On learning photography and anything really
I started taking photographs because my brother did it and I wanted to see if I could do it too. I found it fun and interesting and in time it became a way of self expression. After several years it also became a source of income.
So how did I learn doing it?
I’m seeing my learning process as a journey that hasn’t ended yet. I started with nothing but curiosity, I made a lot of mistakes, met new people and learned to pay attention. And above all, I took a lot of photographs. Like, A LOT. But let’s start with the beginning.
I started with the basics
The most important thing when learning photography is to know these three elements of the camera – the aperture, the shutter speed, the ISO – and the relationship between them. But when I started I was too impatient, I wanted things then and there. After a long process of trial and error and a lot of frustration that the images in my head were miles away from the ones I actually made, I took learning the basics seriously. So I began reading books and I also took an online free class that explained all the technical things in an easy to digest way. And then a new world opened up to me.

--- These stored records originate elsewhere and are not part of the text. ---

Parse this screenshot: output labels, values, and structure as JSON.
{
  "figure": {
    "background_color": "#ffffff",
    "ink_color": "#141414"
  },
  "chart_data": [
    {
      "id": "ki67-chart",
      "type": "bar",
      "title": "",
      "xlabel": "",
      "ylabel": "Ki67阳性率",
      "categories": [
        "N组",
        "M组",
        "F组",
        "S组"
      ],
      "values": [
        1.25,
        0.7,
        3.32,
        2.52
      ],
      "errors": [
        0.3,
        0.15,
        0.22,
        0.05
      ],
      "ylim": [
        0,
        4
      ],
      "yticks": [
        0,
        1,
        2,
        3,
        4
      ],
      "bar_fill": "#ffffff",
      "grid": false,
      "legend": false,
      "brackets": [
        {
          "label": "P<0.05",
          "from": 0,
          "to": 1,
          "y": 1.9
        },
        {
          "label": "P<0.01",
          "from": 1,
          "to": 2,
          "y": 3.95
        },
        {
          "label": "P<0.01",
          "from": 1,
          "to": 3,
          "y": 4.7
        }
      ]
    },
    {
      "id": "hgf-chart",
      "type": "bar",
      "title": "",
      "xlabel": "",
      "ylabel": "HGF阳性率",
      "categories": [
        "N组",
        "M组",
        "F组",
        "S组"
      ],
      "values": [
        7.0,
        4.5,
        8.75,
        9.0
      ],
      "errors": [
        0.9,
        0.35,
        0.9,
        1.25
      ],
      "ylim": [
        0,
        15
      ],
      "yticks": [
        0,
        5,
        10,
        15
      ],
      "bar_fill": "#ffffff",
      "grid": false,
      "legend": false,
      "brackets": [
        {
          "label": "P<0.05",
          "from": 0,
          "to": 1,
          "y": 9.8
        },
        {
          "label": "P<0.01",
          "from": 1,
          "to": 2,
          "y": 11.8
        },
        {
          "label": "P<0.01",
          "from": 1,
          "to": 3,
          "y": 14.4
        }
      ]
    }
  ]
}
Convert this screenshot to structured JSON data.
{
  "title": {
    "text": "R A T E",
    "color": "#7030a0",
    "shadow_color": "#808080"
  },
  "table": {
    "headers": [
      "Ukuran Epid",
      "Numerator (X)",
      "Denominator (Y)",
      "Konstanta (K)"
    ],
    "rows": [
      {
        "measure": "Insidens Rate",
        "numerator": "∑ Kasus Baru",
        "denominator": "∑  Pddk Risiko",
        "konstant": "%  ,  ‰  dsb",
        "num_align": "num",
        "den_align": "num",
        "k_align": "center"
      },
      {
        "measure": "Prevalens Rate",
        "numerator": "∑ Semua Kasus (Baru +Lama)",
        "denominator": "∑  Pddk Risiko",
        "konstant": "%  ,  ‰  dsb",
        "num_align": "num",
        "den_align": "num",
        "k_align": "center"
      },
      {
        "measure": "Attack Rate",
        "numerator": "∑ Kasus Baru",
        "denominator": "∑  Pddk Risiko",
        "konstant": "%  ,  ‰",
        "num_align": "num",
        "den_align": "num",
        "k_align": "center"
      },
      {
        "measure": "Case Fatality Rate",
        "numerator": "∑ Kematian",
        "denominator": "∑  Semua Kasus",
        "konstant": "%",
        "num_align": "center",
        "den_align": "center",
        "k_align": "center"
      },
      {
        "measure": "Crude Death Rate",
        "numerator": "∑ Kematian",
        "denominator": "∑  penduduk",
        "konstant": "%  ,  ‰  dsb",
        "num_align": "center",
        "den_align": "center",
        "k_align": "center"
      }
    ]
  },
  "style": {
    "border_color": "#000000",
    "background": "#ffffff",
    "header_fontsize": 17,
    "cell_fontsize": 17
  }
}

Photographing was always fun for me and I believe we learn things faster and easier if we find joy and excitement in what we do. Like most beginner photographers, I started with macros of flowers, animals or random things I found on my way. I was always delighted and curious to discover the small worlds living around me and I never stopped playing.
I learned from others
As I moved along I decided I wanted to connect with other people who were doing the same thing. I also wanted to show my photos which I believed were amazing. Needles to say they pretty much sucked. Anyway, I started joining different photography forums and communities where I got a lot of feedback, I began consuming a lot of images and educated myself visually by learning how to look and analyse photographs. I also found out the camera is less important than what you do with it and that there were photographs that despite their perfect technical delivery didn’t have much else.
I tried different things and found out what I like.
As I started doing more and more photography and got a hang on how the camera works, I began playing with a lot of different photography genres and subjects. I photographed people and building and landscapes and food to discover that what really interested me were the people. Then I began photographing them in different settings. I went to concerts and tried event photography, I worked as a trainee for professional photographers and learned how to do wedding photography, I worked at a magazine and did some commercial photography. I also took a photojournalism class where I learned I didn’t want to do that, but I learned precious lessons on how to tell a story and how to look at things.
I practiced a lot
No matter what you want to learn, the thing that will bring you most knowledge is to do the actual work. No matter how much you read or look at what others do, nothing will teach you better than practice. This is how I learned how to use my camera, how to see the light, how to compose a photograph, how to be less shy around people and how to capture emotions.
I continued learning
I am a firm believer in the act of lifelong learning. I don’t think that once you’ve finished school or passed a certain age you stop learning. Now I’m in a point where I’m looking to expand my knowledge and learn new things. I want to study more about color and light, learn stuff from other fields and use that in my photographs.
Lastly, if there’s anything I want you to take out from this article is this: start small, practice a lot and try to keep it fun as much as possible.